Une courbe de l'inflation qui commence enfin à s'aplanir, une opposition républicaine étalant ses dissensions au grand jour... Ces dernières semaines, les voyants étaient au vert pour le président démocrate, qui a gagné 7 points de popularité en 7 mois.
Jusqu'à ce qu'il commence à être question de ses archives et de Corvette.
Cette pratique est contraire à une loi de 1978 qui exige que tous les documents de travail de la Maison Blanche soient transmis aux Archives nationales en fin de mandat, et potentiellement à une autre, sur la sécurité, qui oblige à stocker les dossiers classifiés dans des endroits sûrs.
Embarras démocrate
Pour Allan Lichtman, professeur à l'American University, nul doute que cette affaire écorne l'image du président, qui a promis de lever le mystère sur une éventuelle candidature en début d'année. "La seule question, c'est à quel point".
L'affaire fait d'autant plus mal que son prédécesseur est lui aussi dans le viseur de la justice pour avoir emporté des caisses de documents en quittant la Maison Blanche. Une attitude qualifiée d'"irresponsable" par Joe Biden à l'automne.
Dans les rangs démocrates, où l'on fait front uni autour du président, cette situation provoque un certain embarras.
"Tout manquement aux protocoles de sécurité concernant le stockage et le traitement d'informations classifiées est évidemment une affaire sérieuse", a affirmé l'élu Jamie Raskin dans un communiqué.
L'opposition républicaine s'est quant à elle empressée de dénoncer les agissements du dirigeant démocrate, rebondissant sur une question lancée à Joe Biden par un journaliste de la chaîne prisée des conservateurs Fox News, suggérant qu'il aurait pu avoir laissé ces documents à côté de sa voiture préférée, une Corvette.
"Le président Biden protège mieux sa CORVETTE que des documents CONFIDENTIELS", a critiqué vendredi l'élu républicain Buddy Carter, juste avant que ses collègues n'annoncent l'ouverture d'une enquête au Congrès sur ce dossier.
Fort de leur nouvelle majorité à la Chambre des représentants, les républicains comptent bien exploiter toute potentielle faille démocrate, avec la présidentielle de 2024 en ligne de mire.
Leur marge de manoeuvre est pour autant limitée: le "Grand Old Party" peut difficilement attaquer Joe Biden sans incriminer davantage l'ancien président Donald Trump.
"Très au sérieux"
L'administration Biden les a déjà privés de l'argument d'une justice à double vitesse en nommant un procureur spécial, chargé d'enquêter sur ce dossier.
Joe Biden tente en même temps de saper tout parallèle entre son affaire et celle de son prédécesseur, déjà candidat, et de plaider la simple erreur.

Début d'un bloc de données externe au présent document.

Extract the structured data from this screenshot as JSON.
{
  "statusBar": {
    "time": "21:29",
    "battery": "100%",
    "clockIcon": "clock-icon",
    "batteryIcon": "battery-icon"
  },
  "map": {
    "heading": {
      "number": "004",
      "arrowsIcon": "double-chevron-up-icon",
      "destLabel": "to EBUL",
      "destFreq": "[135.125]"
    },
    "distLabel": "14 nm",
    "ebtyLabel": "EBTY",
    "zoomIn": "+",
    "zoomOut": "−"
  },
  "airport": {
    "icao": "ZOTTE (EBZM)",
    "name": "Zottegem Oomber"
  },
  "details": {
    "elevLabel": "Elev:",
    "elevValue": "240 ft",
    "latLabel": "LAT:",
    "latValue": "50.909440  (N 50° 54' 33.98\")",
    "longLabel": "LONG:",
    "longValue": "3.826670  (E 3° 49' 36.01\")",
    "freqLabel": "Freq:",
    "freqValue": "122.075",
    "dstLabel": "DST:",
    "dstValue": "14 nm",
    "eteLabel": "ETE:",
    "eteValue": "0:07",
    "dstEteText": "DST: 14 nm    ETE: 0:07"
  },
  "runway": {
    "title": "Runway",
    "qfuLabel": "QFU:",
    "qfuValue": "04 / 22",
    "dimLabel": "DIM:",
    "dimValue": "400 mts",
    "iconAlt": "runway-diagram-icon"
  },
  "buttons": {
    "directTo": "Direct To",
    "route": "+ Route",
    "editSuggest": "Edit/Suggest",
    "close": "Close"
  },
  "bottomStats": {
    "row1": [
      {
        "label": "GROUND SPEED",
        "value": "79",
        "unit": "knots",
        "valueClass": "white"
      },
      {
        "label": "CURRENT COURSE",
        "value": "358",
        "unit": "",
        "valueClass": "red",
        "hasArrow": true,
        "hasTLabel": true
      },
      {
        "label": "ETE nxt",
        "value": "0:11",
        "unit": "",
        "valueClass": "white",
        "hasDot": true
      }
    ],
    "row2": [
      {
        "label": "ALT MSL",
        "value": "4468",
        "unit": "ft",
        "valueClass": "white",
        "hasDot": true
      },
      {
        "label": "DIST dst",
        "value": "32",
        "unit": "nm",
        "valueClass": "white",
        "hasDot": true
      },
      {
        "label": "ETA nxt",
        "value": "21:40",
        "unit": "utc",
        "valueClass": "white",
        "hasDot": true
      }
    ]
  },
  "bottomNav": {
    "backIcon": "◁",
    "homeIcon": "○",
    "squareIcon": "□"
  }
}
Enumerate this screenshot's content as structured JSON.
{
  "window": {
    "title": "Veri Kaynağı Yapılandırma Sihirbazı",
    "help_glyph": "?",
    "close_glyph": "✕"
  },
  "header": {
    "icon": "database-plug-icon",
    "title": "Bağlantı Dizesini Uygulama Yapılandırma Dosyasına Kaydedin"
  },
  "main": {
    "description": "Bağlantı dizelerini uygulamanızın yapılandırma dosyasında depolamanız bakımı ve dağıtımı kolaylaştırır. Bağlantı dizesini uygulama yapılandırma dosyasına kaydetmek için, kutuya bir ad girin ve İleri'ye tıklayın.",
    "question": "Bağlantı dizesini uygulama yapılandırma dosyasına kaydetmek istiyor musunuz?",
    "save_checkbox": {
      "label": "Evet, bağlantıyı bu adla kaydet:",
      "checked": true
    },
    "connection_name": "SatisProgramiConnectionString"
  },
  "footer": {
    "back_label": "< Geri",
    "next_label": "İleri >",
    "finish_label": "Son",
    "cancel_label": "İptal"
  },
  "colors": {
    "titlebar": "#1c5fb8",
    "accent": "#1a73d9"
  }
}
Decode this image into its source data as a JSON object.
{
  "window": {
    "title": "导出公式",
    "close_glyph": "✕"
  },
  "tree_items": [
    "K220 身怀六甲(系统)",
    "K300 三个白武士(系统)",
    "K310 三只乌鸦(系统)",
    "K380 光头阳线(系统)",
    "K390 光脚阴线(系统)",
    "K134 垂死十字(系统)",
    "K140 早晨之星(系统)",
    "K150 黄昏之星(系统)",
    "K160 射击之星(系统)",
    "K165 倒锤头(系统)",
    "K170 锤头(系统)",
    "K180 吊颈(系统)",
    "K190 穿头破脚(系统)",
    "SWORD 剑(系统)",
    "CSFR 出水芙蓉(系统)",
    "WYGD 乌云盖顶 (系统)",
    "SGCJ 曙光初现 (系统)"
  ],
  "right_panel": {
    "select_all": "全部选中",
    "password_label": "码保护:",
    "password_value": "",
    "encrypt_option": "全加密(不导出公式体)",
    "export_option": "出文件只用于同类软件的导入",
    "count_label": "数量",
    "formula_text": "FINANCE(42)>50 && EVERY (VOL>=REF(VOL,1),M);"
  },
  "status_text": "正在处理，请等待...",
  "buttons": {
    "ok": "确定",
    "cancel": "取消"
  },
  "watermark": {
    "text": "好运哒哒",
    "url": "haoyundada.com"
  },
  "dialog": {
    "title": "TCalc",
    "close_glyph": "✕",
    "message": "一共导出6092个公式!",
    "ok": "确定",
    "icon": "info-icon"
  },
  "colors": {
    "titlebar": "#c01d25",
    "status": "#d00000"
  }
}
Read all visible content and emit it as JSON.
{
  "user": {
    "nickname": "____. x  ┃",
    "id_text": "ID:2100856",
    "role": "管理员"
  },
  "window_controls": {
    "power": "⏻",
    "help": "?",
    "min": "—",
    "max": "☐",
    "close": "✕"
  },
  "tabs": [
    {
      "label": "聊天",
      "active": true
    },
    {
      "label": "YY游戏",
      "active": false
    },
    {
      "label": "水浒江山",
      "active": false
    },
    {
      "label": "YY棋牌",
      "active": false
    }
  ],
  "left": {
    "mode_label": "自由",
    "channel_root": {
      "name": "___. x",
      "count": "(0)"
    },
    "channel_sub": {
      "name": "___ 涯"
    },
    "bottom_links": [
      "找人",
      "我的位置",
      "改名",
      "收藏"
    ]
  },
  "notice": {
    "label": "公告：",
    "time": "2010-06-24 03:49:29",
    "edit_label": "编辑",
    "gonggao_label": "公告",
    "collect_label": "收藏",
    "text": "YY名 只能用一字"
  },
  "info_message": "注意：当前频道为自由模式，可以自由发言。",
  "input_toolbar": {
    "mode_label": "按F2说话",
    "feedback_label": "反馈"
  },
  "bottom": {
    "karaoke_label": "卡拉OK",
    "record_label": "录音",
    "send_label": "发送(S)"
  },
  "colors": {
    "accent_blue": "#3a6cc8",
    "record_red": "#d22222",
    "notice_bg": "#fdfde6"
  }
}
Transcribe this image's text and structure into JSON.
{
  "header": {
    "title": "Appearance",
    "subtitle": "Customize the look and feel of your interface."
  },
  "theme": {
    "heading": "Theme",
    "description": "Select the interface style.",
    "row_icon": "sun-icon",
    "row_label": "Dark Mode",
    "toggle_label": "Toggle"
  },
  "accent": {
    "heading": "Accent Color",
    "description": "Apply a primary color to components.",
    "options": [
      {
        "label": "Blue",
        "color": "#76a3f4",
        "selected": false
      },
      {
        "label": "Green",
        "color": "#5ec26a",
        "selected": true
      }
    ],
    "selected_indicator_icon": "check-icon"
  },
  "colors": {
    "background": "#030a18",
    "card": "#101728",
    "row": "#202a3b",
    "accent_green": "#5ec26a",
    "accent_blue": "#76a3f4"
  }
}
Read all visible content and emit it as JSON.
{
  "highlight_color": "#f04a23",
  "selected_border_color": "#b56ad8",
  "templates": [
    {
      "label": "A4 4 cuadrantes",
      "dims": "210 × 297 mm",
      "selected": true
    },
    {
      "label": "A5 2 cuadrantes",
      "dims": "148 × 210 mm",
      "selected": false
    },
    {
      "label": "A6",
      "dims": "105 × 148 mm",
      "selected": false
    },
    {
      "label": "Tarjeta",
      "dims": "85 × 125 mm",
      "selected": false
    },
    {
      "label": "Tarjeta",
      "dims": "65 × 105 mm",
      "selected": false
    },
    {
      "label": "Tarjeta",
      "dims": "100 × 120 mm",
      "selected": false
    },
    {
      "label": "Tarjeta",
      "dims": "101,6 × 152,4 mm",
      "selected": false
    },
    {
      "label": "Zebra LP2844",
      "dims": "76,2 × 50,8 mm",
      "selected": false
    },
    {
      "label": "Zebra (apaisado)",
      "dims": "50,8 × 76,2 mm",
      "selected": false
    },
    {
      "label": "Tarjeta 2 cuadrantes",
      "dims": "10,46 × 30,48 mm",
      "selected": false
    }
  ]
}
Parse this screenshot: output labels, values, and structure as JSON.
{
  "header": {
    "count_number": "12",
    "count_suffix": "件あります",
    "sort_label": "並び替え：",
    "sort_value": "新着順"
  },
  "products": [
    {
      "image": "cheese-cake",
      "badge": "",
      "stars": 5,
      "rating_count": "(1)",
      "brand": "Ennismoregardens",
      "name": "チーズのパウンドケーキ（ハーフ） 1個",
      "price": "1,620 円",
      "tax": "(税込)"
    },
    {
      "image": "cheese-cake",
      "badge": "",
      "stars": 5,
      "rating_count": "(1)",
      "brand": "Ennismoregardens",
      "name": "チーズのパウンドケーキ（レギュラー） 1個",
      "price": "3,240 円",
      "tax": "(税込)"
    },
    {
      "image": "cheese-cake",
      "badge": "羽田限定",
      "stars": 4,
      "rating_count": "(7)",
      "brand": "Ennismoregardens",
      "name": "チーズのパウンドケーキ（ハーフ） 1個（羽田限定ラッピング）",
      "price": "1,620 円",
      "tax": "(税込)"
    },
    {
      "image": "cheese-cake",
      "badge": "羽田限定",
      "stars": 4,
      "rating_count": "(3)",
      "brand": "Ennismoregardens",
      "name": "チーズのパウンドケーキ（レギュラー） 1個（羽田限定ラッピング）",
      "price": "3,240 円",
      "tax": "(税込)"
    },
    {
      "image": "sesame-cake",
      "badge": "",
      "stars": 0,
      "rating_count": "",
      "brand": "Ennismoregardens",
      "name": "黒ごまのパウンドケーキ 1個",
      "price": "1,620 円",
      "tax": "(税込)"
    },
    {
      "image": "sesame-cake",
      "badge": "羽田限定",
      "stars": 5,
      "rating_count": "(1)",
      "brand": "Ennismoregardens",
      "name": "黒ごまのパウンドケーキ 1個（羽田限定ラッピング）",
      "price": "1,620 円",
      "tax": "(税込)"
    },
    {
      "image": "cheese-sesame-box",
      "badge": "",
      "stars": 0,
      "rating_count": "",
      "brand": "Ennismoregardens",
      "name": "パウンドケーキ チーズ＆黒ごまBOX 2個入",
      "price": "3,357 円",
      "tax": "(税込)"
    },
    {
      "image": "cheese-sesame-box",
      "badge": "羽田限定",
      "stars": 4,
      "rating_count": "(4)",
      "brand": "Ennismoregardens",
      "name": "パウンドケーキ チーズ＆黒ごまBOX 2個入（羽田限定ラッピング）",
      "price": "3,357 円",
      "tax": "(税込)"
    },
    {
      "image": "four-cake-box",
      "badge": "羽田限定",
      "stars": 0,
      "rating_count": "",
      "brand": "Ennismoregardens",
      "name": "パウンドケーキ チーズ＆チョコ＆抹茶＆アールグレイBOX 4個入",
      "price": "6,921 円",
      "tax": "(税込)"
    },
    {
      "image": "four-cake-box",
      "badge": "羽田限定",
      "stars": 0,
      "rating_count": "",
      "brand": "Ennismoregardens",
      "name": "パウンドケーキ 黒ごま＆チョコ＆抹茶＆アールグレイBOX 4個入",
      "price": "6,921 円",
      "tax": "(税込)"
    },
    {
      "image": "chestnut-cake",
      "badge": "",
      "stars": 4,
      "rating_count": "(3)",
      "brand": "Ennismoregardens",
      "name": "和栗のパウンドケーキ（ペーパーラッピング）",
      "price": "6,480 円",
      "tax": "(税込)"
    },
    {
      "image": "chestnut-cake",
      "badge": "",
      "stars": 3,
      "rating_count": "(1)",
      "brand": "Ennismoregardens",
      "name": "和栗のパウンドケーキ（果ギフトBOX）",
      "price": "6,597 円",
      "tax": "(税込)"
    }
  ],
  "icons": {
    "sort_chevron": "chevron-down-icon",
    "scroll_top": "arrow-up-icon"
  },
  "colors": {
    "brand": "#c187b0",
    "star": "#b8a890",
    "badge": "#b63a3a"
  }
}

"Le président prend cette affaire très, très au sérieux", a assuré sa porte-parole Karine Jean Pierre, sur la défensive vendredi face aux questions répétées de journalistes.
Pour Wendy Schiller, professeure en science politique à l'université Brown, l'impact de cette enquête sur l'avenir politique du démocrate dépendra "beaucoup de la façon dont l'administration Biden communique à ce sujet".
Mais cela ne devrait, pas bouleverser les projets de candidature de l'octogénaire -- si tant est qu'ils existent, estime Mme Schiller.
"Je pense que Biden ira de l'avant et se déclarera candidat après son discours sur l'état de l'Union", prédit l'experte. Ce grand discours de politique générale, donné devant les parlementaires américains le 7 février, sera l'occasion pour le président de tenter de recentrer les débats autour de son bilan législatif.
"Les Américains sont déjà si cyniques à l'égard de leur classe politique", souligne par ailleurs la politologue Lara Brown, que "ce scandale pourrait simplement se fondre dans un brouhaha perpétuel".